Guess what is the latest in the field of outsourcing? Its 'Wombs for Rent'. This phenomenon dubbed 'Outsourcing Pregnancy' or 'The Reproductive Revolution' has made 2 small-time practitioners from Gujarat and Chennai medical superstars. My cousin in Canada did a feature on them and I thought it was an interesting subject to dwell upon - posing many ethical and moral questions.

So here's how it works. Young and spirited young women from desolate nondescript villages in India play surrogate mothers to childless couples from as far away as Japan, Finland, Germany, the U.S and Canada. This gives them an opportunity, a dream opportunity to escape the lower-middle class ghetto in what remains the most rigid class-bound boundaries in the world. Its a win-win situation for both parties. To the surrogates this is a spectacularly lucrative and otherwise unthinkable career option. They now buy pucca houses, send their children to school and nurture other dreams. To them this is 'good, pious work'. For the couples desiring a child, their surrogate friends are a god-send. From paying anywhere between $20,000 and $50,000 in their home countries, the Indian mothers are paid only $5000 to $10,000. A small price for a lifetime of joy.

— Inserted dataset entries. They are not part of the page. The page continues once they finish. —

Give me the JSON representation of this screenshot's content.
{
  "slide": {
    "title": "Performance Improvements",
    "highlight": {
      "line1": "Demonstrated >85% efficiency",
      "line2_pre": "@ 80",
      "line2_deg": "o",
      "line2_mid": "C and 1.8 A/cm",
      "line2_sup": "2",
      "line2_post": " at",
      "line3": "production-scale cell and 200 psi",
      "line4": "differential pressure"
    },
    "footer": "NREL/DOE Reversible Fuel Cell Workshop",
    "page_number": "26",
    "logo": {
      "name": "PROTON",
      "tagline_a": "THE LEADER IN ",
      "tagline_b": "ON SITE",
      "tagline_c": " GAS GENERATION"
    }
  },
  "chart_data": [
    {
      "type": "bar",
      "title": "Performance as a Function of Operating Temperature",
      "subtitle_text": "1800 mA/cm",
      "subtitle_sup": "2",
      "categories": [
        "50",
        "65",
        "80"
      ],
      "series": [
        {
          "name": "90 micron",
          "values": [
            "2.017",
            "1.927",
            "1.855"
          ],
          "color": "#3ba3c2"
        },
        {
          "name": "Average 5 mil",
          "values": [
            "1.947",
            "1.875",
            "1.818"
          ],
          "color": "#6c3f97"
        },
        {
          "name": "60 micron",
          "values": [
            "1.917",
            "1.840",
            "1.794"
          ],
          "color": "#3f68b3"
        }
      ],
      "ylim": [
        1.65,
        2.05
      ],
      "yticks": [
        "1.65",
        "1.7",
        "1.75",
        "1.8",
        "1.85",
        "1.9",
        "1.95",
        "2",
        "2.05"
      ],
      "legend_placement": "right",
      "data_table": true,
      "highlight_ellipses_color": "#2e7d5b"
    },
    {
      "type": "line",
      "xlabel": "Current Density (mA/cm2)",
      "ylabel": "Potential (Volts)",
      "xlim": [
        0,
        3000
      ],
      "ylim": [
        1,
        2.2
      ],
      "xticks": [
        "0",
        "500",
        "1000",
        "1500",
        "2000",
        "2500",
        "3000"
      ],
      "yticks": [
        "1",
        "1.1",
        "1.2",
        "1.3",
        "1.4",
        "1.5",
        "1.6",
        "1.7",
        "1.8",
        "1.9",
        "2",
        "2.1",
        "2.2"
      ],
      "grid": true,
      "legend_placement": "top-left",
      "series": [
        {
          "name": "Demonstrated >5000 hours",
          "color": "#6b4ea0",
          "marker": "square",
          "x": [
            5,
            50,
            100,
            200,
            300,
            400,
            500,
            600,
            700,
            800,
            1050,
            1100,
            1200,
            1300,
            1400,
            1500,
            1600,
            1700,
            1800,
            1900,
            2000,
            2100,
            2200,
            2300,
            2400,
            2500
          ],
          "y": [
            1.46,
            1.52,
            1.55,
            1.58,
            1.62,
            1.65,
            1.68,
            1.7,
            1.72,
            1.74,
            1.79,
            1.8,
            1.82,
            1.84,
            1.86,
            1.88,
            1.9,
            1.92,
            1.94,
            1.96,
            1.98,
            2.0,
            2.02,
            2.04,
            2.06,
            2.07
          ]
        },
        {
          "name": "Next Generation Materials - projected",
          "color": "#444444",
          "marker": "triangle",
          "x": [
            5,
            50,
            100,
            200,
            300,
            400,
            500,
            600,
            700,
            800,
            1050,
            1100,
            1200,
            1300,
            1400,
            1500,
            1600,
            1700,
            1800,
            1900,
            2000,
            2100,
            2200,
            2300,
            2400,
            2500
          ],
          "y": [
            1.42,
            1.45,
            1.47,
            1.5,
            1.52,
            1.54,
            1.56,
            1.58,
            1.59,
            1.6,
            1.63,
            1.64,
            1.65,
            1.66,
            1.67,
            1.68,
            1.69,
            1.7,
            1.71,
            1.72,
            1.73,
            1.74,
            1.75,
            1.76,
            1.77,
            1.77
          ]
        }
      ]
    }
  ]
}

Apparently these medical practitioners have helped launch a national boom estimated at $200 million! But I have some points of my own to make on this.

  1. Is it moral to pay the world's poor to have our children? Well, it is as long as the arrangement is carried out by the parties in full knowledge and safeguards for both are in place.
  2. There must be contracts that ensure seeking parents get their child, while the surrogates have children of their own as a psychological insurance.
  3. Surrogate mothers should be tested for a healthy reproductive cycle so that they can carry their pregnancy to term. Fertility tests, HIV tests, whatever it takes.
  4. Another caveat for anyone shopping in this bargain-friendly market is to give due consideration to the laws prevailing in the home countries of intended parents.
  5. Binding guidelines - couples should have some recourse should things go wrong. Same goes for the surrogates. They lose their money if they don't carry to term?
  6. With all the good that this business might be doing, we need to watch out for hucksters who exploit young mothers.
  7. Few clinics do the 'search for the womb' on their own and restrict themselves to only the embryo transfer and delivery. Recruiting the right surrogate is as important a decision as transferring the embryo into 'any' healthy womb.

It probably will take a while for this booming industry to show its face out in the public instead of staying down-under. But let us just understand, in a culture where parenthood is both a birthright and a social duty, there is a moral imperative in this operation, much beyond the economic implications - that is to help those who can't to attain it.